The study, published in the British Journal of Surgery, found that teams with more than 35 per cent female anesthesiologists and surgeons were associated with a three per cent reduction in odds of post-operative complications in the three months following surgery.

This is one of the first studies to focus on sex diversity of operating room teams, building on past work that has compared the impact of individual surgeon and anesthesiologist characteristics on patient outcomes. 

“We wanted to challenge the binary approach of comparing female and male clinicians and rather highlight the importance of diversity as a team asset or bonus in enhancing quality care,” says lead author Julie Hallet, a scientist with ICES and Sunnybrook Research Institute, and associate professor of surgery at U of T’s Temerty Faculty of Medicine.

The study includes population-based, health-care data on 709,899 adult patients undergoing major in-patient surgeries in Ontario between 2009 and 2019. 

Sex diversity of surgical teams was defined as the percentage of female anesthesiologists and surgeons among all anesthesiologists and surgeons working in the hospital each year. The primary outcome was 90-day major morbidity, which the researchers analyzed with a standardized classification scale to identify severe post-surgical complications.

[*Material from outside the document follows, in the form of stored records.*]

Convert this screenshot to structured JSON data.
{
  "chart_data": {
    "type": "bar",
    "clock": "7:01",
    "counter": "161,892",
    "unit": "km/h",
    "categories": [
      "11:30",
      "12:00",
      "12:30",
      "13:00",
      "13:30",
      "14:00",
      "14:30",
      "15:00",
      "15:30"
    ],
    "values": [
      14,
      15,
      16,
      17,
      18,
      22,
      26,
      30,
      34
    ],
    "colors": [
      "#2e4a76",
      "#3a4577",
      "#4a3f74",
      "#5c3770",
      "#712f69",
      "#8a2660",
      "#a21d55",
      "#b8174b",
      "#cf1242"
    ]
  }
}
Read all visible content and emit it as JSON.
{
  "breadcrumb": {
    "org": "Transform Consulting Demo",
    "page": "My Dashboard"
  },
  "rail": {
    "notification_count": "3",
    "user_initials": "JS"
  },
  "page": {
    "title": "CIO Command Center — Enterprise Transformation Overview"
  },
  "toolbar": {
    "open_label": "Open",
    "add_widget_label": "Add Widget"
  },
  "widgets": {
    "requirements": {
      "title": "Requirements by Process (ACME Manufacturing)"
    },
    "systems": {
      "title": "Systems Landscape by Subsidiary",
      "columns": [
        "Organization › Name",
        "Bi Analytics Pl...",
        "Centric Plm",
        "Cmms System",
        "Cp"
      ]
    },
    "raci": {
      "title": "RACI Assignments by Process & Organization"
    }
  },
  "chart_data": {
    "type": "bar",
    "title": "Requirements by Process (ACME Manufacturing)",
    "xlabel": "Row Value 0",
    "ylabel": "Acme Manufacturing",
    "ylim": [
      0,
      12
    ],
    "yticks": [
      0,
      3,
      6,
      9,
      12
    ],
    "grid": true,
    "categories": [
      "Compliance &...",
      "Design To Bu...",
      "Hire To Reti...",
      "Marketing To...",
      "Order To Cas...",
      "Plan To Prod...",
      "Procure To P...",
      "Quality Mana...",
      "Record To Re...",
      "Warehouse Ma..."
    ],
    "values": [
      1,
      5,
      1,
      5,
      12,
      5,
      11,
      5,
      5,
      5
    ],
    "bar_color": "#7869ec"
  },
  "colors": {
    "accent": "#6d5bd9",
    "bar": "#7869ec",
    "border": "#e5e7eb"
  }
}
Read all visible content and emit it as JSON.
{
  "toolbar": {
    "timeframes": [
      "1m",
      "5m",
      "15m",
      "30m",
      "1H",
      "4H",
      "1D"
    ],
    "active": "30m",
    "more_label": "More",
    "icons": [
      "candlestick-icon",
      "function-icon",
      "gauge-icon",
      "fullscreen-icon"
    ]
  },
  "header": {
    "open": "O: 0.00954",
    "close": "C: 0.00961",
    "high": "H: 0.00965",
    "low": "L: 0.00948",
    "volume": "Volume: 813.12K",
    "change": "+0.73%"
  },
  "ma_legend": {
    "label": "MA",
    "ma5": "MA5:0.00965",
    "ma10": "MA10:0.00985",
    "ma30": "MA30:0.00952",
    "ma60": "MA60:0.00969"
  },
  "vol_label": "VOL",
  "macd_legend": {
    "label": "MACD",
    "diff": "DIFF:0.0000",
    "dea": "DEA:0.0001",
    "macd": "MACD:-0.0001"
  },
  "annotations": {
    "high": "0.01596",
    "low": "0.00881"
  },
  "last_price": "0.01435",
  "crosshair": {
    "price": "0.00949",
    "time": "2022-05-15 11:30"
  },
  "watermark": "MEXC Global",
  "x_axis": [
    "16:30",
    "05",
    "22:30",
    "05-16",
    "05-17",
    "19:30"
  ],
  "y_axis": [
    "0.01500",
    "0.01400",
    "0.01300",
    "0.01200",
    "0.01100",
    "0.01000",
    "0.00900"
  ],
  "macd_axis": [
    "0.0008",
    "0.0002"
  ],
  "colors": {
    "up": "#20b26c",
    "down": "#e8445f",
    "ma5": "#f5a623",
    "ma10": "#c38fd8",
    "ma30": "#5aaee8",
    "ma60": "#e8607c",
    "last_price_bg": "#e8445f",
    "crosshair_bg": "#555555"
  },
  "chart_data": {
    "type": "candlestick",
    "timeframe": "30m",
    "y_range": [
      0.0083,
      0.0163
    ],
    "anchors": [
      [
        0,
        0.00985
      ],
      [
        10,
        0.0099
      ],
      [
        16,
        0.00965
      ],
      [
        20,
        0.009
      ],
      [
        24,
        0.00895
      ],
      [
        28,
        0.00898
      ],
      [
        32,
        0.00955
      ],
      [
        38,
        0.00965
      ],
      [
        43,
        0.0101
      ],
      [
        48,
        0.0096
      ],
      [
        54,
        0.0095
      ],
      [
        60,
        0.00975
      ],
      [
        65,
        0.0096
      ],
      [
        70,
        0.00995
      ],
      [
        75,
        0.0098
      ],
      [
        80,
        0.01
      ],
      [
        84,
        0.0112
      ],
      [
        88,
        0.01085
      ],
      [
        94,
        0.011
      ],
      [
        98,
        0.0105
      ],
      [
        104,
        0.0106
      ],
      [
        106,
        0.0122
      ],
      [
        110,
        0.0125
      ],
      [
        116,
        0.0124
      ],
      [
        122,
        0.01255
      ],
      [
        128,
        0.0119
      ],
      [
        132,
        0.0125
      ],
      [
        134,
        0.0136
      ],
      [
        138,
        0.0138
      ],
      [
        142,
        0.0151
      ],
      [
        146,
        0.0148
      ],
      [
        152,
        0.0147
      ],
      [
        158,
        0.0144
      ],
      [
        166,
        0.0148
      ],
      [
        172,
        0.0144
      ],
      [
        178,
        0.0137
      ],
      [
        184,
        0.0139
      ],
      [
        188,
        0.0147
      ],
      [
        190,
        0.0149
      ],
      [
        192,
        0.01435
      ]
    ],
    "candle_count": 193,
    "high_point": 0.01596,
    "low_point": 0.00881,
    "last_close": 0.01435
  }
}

The findings showed that reaching a critical mass of more than 35 per cent female anesthesiologists and surgeons was linked to lower odds of severe complications.

The association between greater sex diversity and reduced post-surgical complications was even greater for patients treated by female anesthesiologists and female surgeons – which aligns with previous studies comparing outcomes of male to female surgeons.

“These results are the start of an important shift in understanding the way in which diversity contributes to better quality care around the time of surgery,” says Hallet. “Ensuring a critical mass of female anesthesiologists and surgeons in operative teams is crucial to performance. Below a critical mass, female clinicians may withhold their perspectives, such that the benefits of diversity can only be achieved once minimum representation is reached.”

One limitation of the study is that the data did not include gender as a social construct. It is possible that gender roles, behaviours and attitudes would have influenced the strength of the association.

The study’s authors noted further research is also needed to explore diversity based on other sociodemographic variables, including but not limited to race and ethnicity.

Nevertheless, this study is the first to show a robust positive association between team sex diversity, patient outcomes and quality care.

“We hope that these results will encourage hospitals to intentionally foster sex diversity in operating room teams to reduce poor health outcomes, which, in turn, can improve patient satisfaction and promote sustainability of health systems,” says Gianni Lorello, staff anesthesiologist at Toronto Western Hospital, University Health Network and an associate professor in Temerty Medicine’s department of anesthesiology and pain medicine.

“Ensuring sex diversity in operative teams will require intentional effort for recruitment and retainment policies for female physicians, structural interventions such as minimum representation on teams, and monitoring and reporting of teams’ composition to build institutional accountability in existing systems.” 
The research was supported by the Sunnybrook Alternate Funding Plan Innovation Fund.